I’m sure by now all my “friends” from childhood are either married, with kids, even divorced or probably a few of them in prison or six feet under. Yet I’m still here, living with my mother, sexless, without a job, without studies, etc…
I gave up the moment I realized how much my life sucked and how miserable I was even when I had a job, or when I went to the gym. Nothing changed, still never got laid, never got real friends, people still treated me like crap or like I’m a ghost.
Any “flame” or desire I had to do anything had died. I’m sure some of you think this is a request of help or something, is not. I’m not trying to get your sympathy. I’m just saying that my life is worthless and there’s nothing I can do or I will do about it.
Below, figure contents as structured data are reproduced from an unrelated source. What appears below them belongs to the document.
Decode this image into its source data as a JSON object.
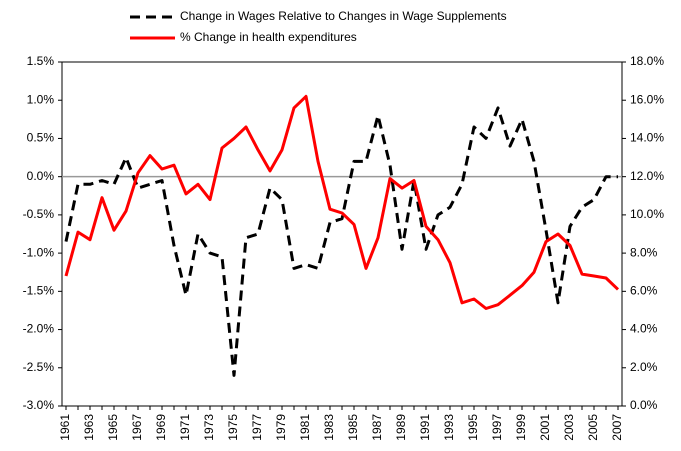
{
  "chart_data": {
    "type": "line",
    "categories": [
      "1961",
      null,
      "1963",
      null,
      "1965",
      null,
      "1967",
      null,
      "1969",
      null,
      "1971",
      null,
      "1973",
      null,
      "1975",
      null,
      "1977",
      null,
      "1979",
      null,
      "1981",
      null,
      "1983",
      null,
      "1985",
      null,
      "1987",
      null,
      "1989",
      null,
      "1991",
      null,
      "1993",
      null,
      "1995",
      null,
      "1997",
      null,
      "1999",
      null,
      "2001",
      null,
      "2003",
      null,
      "2005",
      null,
      "2007"
    ],
    "series": [
      {
        "name": "Change in Wages Relative to Changes in Wage Supplements",
        "color": "#000000",
        "dash": true,
        "values": [
          -0.85,
          -0.1,
          -0.1,
          -0.05,
          -0.1,
          0.25,
          -0.15,
          -0.1,
          -0.05,
          -0.9,
          -1.55,
          -0.75,
          -1.0,
          -1.05,
          -2.6,
          -0.8,
          -0.75,
          -0.15,
          -0.3,
          -1.2,
          -1.15,
          -1.2,
          -0.6,
          -0.55,
          0.2,
          0.2,
          0.8,
          0.15,
          -0.95,
          -0.05,
          -0.95,
          -0.5,
          -0.4,
          -0.1,
          0.65,
          0.5,
          0.9,
          0.4,
          0.75,
          0.2,
          -0.7,
          -1.65,
          -0.65,
          -0.4,
          -0.3,
          0.0,
          0.0
        ]
      },
      {
        "name": "% Change in health expenditures",
        "color": "#ff0000",
        "axis": "y2",
        "values": [
          6.8,
          9.1,
          8.7,
          10.9,
          9.2,
          10.2,
          12.2,
          13.1,
          12.4,
          12.6,
          11.1,
          11.6,
          10.8,
          13.5,
          14.0,
          14.6,
          13.4,
          12.3,
          13.4,
          15.6,
          16.2,
          12.8,
          10.3,
          10.1,
          9.5,
          7.2,
          8.8,
          11.9,
          11.4,
          11.8,
          9.4,
          8.7,
          7.5,
          5.4,
          5.6,
          5.1,
          5.3,
          5.8,
          6.3,
          7.0,
          8.6,
          9.0,
          8.4,
          6.9,
          6.8,
          6.7,
          6.1
        ]
      }
    ],
    "ylim": [
      -3.0,
      1.5
    ],
    "yticks": [
      {
        "value": -3.0,
        "label": "-3.0%"
      },
      {
        "value": -2.5,
        "label": "-2.5%"
      },
      {
        "value": -2.0,
        "label": "-2.0%"
      },
      {
        "value": -1.5,
        "label": "-1.5%"
      },
      {
        "value": -1.0,
        "label": "-1.0%"
      },
      {
        "value": -0.5,
        "label": "-0.5%"
      },
      {
        "value": 0.0,
        "label": "0.0%"
      },
      {
        "value": 0.5,
        "label": "0.5%"
      },
      {
        "value": 1.0,
        "label": "1.0%"
      },
      {
        "value": 1.5,
        "label": "1.5%"
      }
    ],
    "y2lim": [
      0,
      18
    ],
    "y2ticks": [
      {
        "value": 0,
        "label": "0.0%"
      },
      {
        "value": 2,
        "label": "2.0%"
      },
      {
        "value": 4,
        "label": "4.0%"
      },
      {
        "value": 6,
        "label": "6.0%"
      },
      {
        "value": 8,
        "label": "8.0%"
      },
      {
        "value": 10,
        "label": "10.0%"
      },
      {
        "value": 12,
        "label": "12.0%"
      },
      {
        "value": 14,
        "label": "14.0%"
      },
      {
        "value": 16,
        "label": "16.0%"
      },
      {
        "value": 18,
        "label": "18.0%"
      }
    ],
    "legend": "top"
  }
}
“Why you post this?” Because I can, that’s it. I’m well aware that I’m defective, no women want a dude this weak but this is me, I can’t erase myself, becoming someone else would kill me, i see how men that try to get attention dress, act and the things they archive for it… It disgust me. That’s not me.
And no, I’m not a good person, I know. But there’s worse people out there with families and success, so I don’t think that’s mandatory to have a more “generic” successful life.
I’m going back to sleep, sometimes I wish I wouldn’t wake up anymore.
(This is about me, not you, there’s no reason you should get mad at me, think about it before you comment).
Do you like dogs? Go volunteer at a shelter. You get to play with dogs and pet them and give them walks. That may help lead into friends or job opportunities.
I don’t like animals. And also no, there’s no such place here.